Monday, September 24, 2018

Our Eggs Take a Wild Ride

           We would love to welcome every fan of The Country Hen to our farm. Unfortunately, that is not possible, but we still want to open our virtual doors to you. Welcome to a series of posts with videos that will take you through our special farm – from specially formulated feed to sunlit barns to the processing that prepares our organic omega eggs for your table. For our previous posts in this series, see our tour of our feed mill.

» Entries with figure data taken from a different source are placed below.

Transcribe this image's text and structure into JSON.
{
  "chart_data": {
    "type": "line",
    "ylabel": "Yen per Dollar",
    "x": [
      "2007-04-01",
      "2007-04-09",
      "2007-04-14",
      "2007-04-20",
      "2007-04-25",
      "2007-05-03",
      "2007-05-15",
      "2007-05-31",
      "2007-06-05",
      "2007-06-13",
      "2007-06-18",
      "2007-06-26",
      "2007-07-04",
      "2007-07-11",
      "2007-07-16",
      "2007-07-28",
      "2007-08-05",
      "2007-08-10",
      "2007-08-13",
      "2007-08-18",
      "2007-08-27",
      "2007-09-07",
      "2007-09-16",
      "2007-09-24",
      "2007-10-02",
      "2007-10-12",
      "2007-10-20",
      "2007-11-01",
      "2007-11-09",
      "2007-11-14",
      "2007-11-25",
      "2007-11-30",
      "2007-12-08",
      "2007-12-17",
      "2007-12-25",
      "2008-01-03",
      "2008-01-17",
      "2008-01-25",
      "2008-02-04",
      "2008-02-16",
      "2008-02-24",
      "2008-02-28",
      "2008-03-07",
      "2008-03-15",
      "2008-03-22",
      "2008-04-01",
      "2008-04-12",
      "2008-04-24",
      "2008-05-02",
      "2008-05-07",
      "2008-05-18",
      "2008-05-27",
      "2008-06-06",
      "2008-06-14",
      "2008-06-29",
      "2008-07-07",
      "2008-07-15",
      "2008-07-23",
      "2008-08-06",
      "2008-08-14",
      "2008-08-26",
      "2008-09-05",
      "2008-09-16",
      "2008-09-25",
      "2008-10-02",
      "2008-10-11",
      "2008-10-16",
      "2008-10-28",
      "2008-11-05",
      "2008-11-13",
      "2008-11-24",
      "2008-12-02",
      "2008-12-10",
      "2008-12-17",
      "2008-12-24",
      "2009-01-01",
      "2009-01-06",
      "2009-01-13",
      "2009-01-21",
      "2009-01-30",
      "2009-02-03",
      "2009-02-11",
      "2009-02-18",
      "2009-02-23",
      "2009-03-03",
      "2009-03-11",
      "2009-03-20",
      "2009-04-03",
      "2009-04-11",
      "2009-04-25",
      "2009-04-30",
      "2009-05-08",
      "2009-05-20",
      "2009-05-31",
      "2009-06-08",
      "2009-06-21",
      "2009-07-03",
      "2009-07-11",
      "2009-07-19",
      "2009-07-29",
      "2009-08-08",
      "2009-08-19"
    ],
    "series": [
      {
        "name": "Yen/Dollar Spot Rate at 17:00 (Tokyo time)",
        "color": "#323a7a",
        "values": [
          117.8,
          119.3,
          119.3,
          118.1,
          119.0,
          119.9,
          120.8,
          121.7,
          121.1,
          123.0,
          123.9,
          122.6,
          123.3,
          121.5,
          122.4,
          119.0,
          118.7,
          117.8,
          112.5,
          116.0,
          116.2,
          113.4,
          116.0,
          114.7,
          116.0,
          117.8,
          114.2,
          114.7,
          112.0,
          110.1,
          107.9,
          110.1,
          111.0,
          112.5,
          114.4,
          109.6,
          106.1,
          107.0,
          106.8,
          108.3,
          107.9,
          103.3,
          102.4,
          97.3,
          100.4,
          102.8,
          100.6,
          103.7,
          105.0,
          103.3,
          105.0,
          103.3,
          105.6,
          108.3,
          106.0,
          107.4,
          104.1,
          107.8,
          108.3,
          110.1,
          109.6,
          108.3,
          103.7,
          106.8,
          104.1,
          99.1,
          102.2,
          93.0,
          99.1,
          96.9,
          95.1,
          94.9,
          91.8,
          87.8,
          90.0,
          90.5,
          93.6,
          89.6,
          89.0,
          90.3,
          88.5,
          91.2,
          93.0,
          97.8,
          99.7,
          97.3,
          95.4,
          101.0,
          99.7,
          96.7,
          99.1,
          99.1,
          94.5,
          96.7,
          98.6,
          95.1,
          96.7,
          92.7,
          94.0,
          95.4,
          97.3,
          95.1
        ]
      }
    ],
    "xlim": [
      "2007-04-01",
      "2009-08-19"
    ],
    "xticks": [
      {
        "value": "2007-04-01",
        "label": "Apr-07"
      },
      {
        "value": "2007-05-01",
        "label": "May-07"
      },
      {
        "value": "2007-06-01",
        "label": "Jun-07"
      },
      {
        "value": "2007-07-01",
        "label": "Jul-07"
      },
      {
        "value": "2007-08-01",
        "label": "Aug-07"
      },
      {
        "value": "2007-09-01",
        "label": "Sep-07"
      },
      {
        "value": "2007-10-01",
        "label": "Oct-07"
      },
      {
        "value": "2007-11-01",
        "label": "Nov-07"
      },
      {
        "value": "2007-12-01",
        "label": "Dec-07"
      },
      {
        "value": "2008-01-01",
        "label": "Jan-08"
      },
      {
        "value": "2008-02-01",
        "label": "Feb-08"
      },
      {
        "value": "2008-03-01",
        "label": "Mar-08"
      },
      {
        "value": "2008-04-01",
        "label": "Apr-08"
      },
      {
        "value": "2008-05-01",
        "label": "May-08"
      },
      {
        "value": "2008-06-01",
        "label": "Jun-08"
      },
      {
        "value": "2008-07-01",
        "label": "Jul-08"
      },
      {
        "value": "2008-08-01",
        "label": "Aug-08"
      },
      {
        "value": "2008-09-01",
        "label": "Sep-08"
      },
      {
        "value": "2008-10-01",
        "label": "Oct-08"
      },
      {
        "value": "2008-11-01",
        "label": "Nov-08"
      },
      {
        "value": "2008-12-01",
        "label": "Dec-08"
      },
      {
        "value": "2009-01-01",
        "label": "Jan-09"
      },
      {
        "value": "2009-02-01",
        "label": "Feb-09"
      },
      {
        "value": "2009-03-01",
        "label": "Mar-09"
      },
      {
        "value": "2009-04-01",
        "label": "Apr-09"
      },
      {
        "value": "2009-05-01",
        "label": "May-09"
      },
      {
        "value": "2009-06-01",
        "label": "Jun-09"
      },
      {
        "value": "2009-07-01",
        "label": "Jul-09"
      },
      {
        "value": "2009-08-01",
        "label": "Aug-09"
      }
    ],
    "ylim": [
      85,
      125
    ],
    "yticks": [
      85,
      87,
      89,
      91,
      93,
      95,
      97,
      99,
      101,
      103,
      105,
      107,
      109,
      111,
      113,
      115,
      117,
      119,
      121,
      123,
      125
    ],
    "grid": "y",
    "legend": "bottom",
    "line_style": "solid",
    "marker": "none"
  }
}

       The eggs move from the loading conveyor into the Diamond 8200 Egg Grader we affectionately nicknamed “Bertha” That nickname might be better suited to an incubator room at a hatchery though, but someone tagged the machine with this name and it just stuck. Soft cushioned suction gently lifts our exceptional eggs to begin their journey through a gentle rinse, wash, sanitizing process that resembles a miniature automatic carwash of sorts. The eggs travel along on rollers that turn and continually spin each egg so the entire surface of the egg gets clean as they proceed through this hulking piece of equipment.  The eggs pass through a spray rinse followed by a gentle scrubbing wash with rolling brushes and then on through yet another sanitizing rinse before moving on to the candling booth. Watching the eggs being lifted this way reminds me of some of those wild rides they have at amusement parks you see advertised. Lucky for us eggs don’t need a ticket to have fun on this little water-park ride.
                Here is an interesting bit of trivia for you; hens deposit a natural “bloom” membrane coating called a cuticle on the outside of every egg that provides a barrier to prevent bacteria from getting inside the eggs. In some European countries it is illegal to remove this bloom from eggs that will be sold in retail markets and these places do not require refrigeration of their eggs as a result. Folks from these countries find it strange that we keep our eggs in the refrigerator. I find it strange that they keep their eggs at room temperature, on their countertops. The FDA enacted The Final Egg Safety Rule here in the USA to prevent outbreaks of Salmonella and since that  time, all eggs that are sold in retail stores here in the USA must be “bloom” free, sanitized, and then they must remain refrigerated at less than 45 degrees Fahrenheit to prohibit the growth of bacteria. Once the outside of the shells are scrubbed and sanitized they move on to their big chance at stardom at the “bright lights on Broadway” of our Candling Booth where our experienced Candlers inspect them for imperfections inside the shell.